The opinion and order are available here.
Section 922(g) makes it unlawful for a person convicted of a felony to “possess in or affecting commerce, any firearm or ammunition.” In this case, United States v. DeJesus, Port Authority police stopped the defendant at the New Jersey entrance to the George Washington Bridge and found a handgun while searching his car. The government conceded that Mr. DeJesus did not possess a firearm in New York, but contended that venue was proper in the Southern District because “he was about to use an instrumentality of interstate commerce to cross into New York.” Slip op. at 3.

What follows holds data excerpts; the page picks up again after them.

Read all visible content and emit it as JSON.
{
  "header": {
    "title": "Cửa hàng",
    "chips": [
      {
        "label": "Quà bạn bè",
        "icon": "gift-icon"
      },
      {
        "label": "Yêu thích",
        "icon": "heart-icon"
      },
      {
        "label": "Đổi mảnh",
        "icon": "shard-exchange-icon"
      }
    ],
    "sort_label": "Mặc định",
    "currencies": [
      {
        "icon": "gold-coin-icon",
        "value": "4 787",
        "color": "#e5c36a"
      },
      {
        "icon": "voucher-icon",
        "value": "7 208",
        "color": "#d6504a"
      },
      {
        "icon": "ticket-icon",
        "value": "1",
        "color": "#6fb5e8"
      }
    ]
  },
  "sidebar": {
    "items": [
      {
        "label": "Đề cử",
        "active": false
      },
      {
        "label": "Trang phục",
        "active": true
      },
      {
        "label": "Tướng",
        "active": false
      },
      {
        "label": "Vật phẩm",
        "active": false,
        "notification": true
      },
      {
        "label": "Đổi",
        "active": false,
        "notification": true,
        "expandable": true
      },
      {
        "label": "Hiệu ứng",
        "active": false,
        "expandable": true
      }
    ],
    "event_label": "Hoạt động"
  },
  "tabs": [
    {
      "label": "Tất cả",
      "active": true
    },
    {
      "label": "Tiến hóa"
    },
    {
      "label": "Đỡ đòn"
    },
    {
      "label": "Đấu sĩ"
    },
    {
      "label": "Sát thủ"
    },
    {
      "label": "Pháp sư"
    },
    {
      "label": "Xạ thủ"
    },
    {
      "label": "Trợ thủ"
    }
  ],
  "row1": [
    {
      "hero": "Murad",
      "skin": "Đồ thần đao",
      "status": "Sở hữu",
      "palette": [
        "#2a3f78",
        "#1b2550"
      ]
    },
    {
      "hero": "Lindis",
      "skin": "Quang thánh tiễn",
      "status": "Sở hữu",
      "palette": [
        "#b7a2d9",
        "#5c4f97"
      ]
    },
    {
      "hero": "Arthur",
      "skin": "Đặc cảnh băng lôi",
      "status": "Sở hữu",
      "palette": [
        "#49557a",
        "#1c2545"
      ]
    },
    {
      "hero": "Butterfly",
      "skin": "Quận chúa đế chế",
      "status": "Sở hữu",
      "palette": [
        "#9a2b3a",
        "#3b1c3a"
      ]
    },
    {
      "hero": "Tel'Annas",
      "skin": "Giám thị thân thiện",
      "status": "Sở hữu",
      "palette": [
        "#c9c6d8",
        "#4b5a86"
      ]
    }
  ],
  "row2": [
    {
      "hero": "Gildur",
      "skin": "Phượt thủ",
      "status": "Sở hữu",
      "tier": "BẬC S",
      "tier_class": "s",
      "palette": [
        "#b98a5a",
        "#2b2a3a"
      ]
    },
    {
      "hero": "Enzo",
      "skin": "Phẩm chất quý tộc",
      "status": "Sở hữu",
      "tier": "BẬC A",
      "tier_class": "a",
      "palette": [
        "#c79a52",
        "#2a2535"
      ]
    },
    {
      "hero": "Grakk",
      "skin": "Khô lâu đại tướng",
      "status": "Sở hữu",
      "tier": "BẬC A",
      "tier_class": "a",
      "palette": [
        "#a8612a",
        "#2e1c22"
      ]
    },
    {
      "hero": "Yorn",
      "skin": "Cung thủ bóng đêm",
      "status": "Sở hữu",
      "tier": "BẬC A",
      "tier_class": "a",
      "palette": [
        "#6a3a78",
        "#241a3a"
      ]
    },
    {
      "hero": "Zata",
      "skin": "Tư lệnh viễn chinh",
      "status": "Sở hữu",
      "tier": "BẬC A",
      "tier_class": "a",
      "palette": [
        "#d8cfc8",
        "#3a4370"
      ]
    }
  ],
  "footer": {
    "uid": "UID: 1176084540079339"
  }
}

Specifically, the government argued that the prepositional phrase “in or affecting commerce” is an essential conduct element of § 922(g) and thus sufficient to support venue. See United States v. Ramiriez, 420 F.3d 134, 138 (2d. Cir. 2005) (holding that when a criminal statute does not provide for venue, a court must look to where the “essential conduct elements” of the offense were committed) (quoting United States v. Rodriguez-Moreno, 526 U.S. 275, 280 (1999)). Judge Caproni rejected this argument, and in doing so distinguished the interstate commerce provision of the Hobbs Act, which permits venue in any district where a robbery “‘obstructs, delays, or affects commerce.'” United States v. Davis, 689 F.3d 179, 186 (2d Cir. 2012) (quoting 18 U.S.C. § 1951). As Judge Caproni explained, the Hobbs Act forbids “‘affecting commerce in particular ways,'” and thus makes the commerce provisions essential conduct elements of the act. Slip op at 4 (quoting United States v. Bowens, 224 F.3d 302, 313 (4th Cir. 2000)). Section 922(g), by contrast, “does not criminalize possession of a firearm in terms of its effect on commerce.” Id. at 5.
Judge Caproni’s opinion offers a useful framework for analyzing the interstate commerce provisions of federal statutes as they relate to venue. If a statute requires only a de minimus connection to interstate commerce–as does § 922(g)–then the interstate commerce provisions are not essential conduct elements for venue purposes. See slip op. at 6. The government has a broader range of venue options, however, if a statute expressly prohibits certain ways of affecting commerce. Attorneys should take care not to conflate the scopes of these different statutes’ venue requirements.
N.B. The Federal Defenders represents Mr. DeJesus.